A construção da metodologia na pesquisa social

Este artigo é um subcapítulo do trabalho: PEREIRA, Vanessa Souza. A emergência de novidades metodológicas no campo virtual: uma análise de estudos no ciberespaço. Trabalho de Conclusão de Curso - Bacharelado em Ciências Sociais - Universidade Federal do Rio Grande do Sul, 2012.

Distinguindo-se do conhecimento comum, o conhecimento científico se concretiza na atividade de pesquisa, cuja fundamentação se dá através de teorias, conceitos, métodos e técnicas. A pesquisa constitui-se como atividade básica da ciência na sua indagação e construção da realidade. 

Uma pesquisa inicia com um problema articulado a conhecimentos anteriores, mas possíveis de demandar novos referenciais. Esses conhecimentos anteriores, construídos por outros estudiosos, são um sistema organizado de proposições e são chamados de teorias. Para Minayo (1994), as teorias são tentativas de aproximação e explicação (parcial) da realidade, contextualizadas e compostas de conceitos. A metodologia de pesquisa seria o caminho do pensamento e a prática exercida na abordagem da realidade. Ela reúne as concepções teóricas da abordagem de um objeto, as técnicas de investigação, as quais encaminham os impasses teóricos para a prática, e o potencial criativo do pesquisador (MINAYO, 1994). Sobre o trabalho de campo, a autora defende que seja um recorte empírico da construção teórica e um momento prático de confirmação ou refutação das hipóteses e construção de teorias. 

A metodologia de pesquisa possui um sentido mais técnico dentro projeto científico, no qual se constituem regras para definir um objeto e as escolhas referentes ao trabalho de campo e aos instrumentos para investigação. Boudon e Bourricaud salientam que a atitude crítica do pesquisador na análise do objeto também constitui a ideia de metodologia de pesquisa:
Contrariamente a uma confusão corrente, essa noção [metodologia de pesquisa] designa, não só as técnicas de investigação empírica e da análise de dados, mas a atividade crítica que se aplica aos diversos produtos da pesquisa (BOUDON e BOURRICAUD, 2000a, p. 336).
Assim, podemos entender que a abordagem metodológica de um estudo científico visa sistematizar o modo como se estudará um objeto para alcançar os objetivos propostos. Essa atividade engloba aspectos que devem ser explicitados ao longo do trabalho científico: o tipo de estudo, qual será a população-alvo da pesquisa empírica, como os dados serão coletados/produzidos, quais serão os procedimentos para análise e interpretação dos dados, etc. Porém, sobretudo visa estudar e definir as escolhas teóricas em busca da compreensão do objeto proposto.
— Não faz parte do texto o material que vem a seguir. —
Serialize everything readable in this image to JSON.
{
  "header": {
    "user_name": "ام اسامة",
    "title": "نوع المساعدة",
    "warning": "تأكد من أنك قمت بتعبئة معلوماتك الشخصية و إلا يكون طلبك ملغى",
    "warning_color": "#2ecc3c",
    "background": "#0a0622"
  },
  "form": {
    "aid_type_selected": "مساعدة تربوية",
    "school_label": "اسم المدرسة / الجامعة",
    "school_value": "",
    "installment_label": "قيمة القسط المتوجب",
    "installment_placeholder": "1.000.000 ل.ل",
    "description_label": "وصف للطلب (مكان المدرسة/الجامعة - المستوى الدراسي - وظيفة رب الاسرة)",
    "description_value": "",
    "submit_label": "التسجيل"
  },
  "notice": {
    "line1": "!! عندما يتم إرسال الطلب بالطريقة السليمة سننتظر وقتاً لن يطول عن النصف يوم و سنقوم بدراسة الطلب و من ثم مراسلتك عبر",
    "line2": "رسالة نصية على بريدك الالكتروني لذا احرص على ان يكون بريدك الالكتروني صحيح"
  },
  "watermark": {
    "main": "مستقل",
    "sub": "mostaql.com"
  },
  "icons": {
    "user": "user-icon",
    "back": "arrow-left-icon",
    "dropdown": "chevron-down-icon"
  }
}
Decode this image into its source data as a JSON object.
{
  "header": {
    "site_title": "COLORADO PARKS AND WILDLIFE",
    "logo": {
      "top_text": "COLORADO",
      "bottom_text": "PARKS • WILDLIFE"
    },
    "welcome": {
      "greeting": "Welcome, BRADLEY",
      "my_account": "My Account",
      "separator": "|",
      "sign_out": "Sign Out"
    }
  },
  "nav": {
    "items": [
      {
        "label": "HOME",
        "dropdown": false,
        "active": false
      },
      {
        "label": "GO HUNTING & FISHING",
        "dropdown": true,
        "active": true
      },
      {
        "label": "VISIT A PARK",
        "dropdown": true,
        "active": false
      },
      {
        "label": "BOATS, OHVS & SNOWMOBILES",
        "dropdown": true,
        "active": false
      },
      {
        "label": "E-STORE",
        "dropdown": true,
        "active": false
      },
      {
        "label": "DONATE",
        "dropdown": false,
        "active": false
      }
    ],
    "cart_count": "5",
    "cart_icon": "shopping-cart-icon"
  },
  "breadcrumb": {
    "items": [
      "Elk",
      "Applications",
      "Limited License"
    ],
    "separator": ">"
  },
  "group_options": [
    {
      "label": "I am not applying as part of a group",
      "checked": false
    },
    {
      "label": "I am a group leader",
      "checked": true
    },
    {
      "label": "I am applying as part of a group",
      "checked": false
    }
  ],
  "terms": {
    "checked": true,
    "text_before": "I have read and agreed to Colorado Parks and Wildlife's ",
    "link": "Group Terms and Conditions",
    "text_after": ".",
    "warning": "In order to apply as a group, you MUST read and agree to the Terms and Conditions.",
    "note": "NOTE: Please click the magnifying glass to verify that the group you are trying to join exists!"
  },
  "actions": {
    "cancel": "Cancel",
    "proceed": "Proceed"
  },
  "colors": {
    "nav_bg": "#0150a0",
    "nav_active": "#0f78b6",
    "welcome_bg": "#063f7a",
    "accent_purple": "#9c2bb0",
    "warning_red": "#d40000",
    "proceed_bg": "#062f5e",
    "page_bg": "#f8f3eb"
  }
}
As técnicas de produção e análise de dados são fruto de um processo de construção e constituem o nível mais operacional das definições metodológicas (COTANDA et al, 2008).

Oliveira (1998) traz um bom exemplo sobre o lugar do método na pesquisa: 
Ao se falar, por exemplo, em método Paulo Freire de aprendizagem, a  discussão seria muito mais redutora se apenas aludisse aos recursos e  instrumentos de que se vale para promover a alfabetização; seria necessário ir além para perceber o embasamento teórico, que dá suporte e consistência ao método. De que modo encara a educação? Quais os pressupostos da relação entre educador e educandos? Como tais questões podem interferir na produção do saber? (p. 21)
Para Bourdieu et al (1999), mesmo as técnicas mais empíricas não são descoladas das opções teóricas. Os métodos seriam então construídos em função do objeto. Para ele, são os pressupostos teóricos que fazem os dados empíricos funcionarem como evidências científicas. Mesmo que os autores referidos defendam a construção do método em função do objeto, considero que outros fatores também podem influenciar a construção, entre eles as especificidades do local do trabalho de campo, como no caso dos ambientes virtuais.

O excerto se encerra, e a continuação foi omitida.